10.5B to be more precise.


RE: wow
By Samus on 12/27/2006 7:08:51 PM , Rating: 2
I own 0.00034% of intel's volume, and thats still a few thousand. i wish i had a full percent. ;)


RE: wow
By Nyne on 12/27/2006 4:36:17 PM , Rating: 1
no you will see stuff as soon as end of 07 with this and computer use of this by late 2009.


haha
By sprockkets on 12/27/2006 11:42:43 AM , Rating: 1
Love the picture you put there from starwars, classic




RE: haha
By starcutter on 12/27/2006 1:44:36 PM , Rating: 2
I think another key point here that cannot be missed is what this will mean for improving the thermal efficiency over current processor technology. Today's top processors generate in excess of 120 watts.

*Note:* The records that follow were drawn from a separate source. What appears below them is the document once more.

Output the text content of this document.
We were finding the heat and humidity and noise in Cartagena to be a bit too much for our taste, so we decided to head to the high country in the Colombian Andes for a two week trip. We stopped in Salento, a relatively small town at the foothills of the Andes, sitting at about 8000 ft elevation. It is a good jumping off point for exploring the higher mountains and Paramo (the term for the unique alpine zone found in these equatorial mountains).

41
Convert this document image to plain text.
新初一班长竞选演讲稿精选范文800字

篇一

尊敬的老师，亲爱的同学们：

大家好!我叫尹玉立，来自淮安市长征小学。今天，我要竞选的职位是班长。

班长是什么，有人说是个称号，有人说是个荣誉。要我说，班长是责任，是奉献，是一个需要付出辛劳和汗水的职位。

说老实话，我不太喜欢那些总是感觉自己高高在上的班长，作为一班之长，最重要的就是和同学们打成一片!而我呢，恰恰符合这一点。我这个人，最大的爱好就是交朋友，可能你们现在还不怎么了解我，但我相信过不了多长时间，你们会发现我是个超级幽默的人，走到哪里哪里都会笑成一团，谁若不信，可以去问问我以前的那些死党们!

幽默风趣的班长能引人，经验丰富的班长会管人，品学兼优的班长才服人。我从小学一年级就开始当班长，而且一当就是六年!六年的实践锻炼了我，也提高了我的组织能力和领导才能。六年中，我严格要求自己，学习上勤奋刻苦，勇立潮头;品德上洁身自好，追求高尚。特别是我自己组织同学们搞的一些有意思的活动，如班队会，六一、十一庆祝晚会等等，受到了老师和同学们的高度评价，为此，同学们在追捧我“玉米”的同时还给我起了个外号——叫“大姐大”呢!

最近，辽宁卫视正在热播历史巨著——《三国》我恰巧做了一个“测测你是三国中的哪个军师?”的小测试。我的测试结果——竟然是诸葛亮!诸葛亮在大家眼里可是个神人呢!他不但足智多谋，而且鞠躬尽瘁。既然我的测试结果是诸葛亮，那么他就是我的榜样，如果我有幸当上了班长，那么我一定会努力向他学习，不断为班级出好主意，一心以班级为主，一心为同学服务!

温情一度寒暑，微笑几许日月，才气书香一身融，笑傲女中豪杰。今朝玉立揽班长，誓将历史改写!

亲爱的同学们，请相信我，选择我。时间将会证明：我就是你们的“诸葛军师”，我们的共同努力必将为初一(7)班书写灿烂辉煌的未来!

Low-K dielectrics, SOI, and ever decreasing lithographic processes all help to address current leakage and other drivers of inefficiency but the limits of electron/hole current flow through silicon is (at this point) reaching its limitations. Using photons instead of electrons should open a whole new methodology for logical processing. The speed and more importantly the thermal limitations should be drastically reduced.


RE: haha
By ChipDude on 12/27/2006 6:32:56 PM , Rating: 1
ha ha is right.

We'll be decades away from leveraging onchip optical interconnect if ever. At the very best we'll see board level routing. After you add in conversion from electrical to optical and back much of the benifit in spead will evaporate. You'll still see significant benefit in impedence matching, power conveservation in driving long board level RCs. But I have a sad fact for you, the majority of the leakage that is currently burned in a chip isn't for IO signal driving but for on chip signal switching and this will do nothign for that.

Lots of hype from IBM that I'm sure has burned billions in R&D, got them lots of papers but not one dollar of income. You're better of avoiding IBM stock.